Bondage, Discipline, Sadism & Masochism – usually shortened to BDSM – is a form of kinky sexual expression that is erotic for some people, whilst for others it falls under ‘forbidden fruit’. BDSM may involve pain, the use of restraints, blindfolds or masks, reward and punishment (usually in the form of canings, floggings, or whippings), and behavior modification. Many of those who are into BDSM say that it is all about the Power Exchange and not about sex at all, though there must be some type of sexual aspect in it to hold the interest of these people. There is also D/S, which stands for Dominance & Submission so you may sometimes see BD/SM/DS but it’s quite rare. I first learned about all of the meanings when I found myself a volunteer spot in the teenage psych ward of a local hospital. These sexual ‘deviations’ as they were called, were discovered in the ward’s copy of the DSM – Diagnostic Statistical Manual (of Mental Disorders).

BDSM along with D/s (the ‘submission’ side is normally lowercase due to the slave’s lowly status) is intriguing to those that have never dabbled in it, whether they are drawn in by books such as 50 Shades or for some other reason.
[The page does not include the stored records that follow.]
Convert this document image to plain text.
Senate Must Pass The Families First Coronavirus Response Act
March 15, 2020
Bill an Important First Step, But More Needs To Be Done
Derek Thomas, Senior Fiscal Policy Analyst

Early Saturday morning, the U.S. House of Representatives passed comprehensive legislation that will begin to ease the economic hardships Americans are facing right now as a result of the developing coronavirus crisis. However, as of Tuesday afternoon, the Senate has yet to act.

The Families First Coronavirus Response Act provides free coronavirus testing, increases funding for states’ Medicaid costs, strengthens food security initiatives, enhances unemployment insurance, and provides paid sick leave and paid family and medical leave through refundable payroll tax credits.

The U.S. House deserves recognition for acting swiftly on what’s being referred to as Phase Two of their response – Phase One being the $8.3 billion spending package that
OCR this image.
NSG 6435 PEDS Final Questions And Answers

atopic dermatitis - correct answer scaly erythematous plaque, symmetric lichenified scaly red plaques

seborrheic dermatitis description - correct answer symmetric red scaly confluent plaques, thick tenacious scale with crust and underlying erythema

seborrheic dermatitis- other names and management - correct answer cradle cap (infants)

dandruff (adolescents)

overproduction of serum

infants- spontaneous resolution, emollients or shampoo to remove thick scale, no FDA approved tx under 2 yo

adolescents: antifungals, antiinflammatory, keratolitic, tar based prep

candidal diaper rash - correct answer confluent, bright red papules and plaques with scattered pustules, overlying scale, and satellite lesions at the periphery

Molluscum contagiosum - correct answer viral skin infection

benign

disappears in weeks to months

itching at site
Of course, there are many that profess to be thoroughly turned off by such a lifestyle – though some of these same people may fully embrace the notion of transgender children or homosexuality, for instance. Sometimes I look at couples and wonder if they practice any of the rituals of BDSM or D/s. It makes for entertaining thoughts whilst waiting in line at the grocery store or, even funnier, Wal-Mart. Imagine that whale of a cashier at the mercy of a buff male decked out in leather!

BDSM scenes – the encounters between the participants – should always involve ‘safe words’. If the person you are with does not believe in using safe words, don’t loser yourself in a scene with her/him or you may find yourself the victim in one of those true crime books with ’16 Pages of Shocking Photos!’ in a blurb on the back cover. If you are truly uncomfortable with any part of the scene, say your safe word and get out of the situation if you simply cannot relax. I have experience in BDSM as a Mistress and when I participated in scenes with sub males, we always established upfront where the scene was going, what would be done with the sub, and how far the sub was willing to go. Some of them wanted to go further than I wished, and I always let them know right away that certain aspects were totally off limits – and they were cool with that.

I no longer dabble in BDSM though I still own most of my paraphernalia. For a while it became a dominant part of my life, almost a 24/7 Total Power Exchange, and I belonged to several sites where a Mistress (or Master) could find her or his slave. My current beau is not into that lifestyle, and I wholly respect his wishes so I put away the kinky equipment and now live a very vanilla life even though I will admit that from time to time, I think about the fun I used to have as a FemDomme.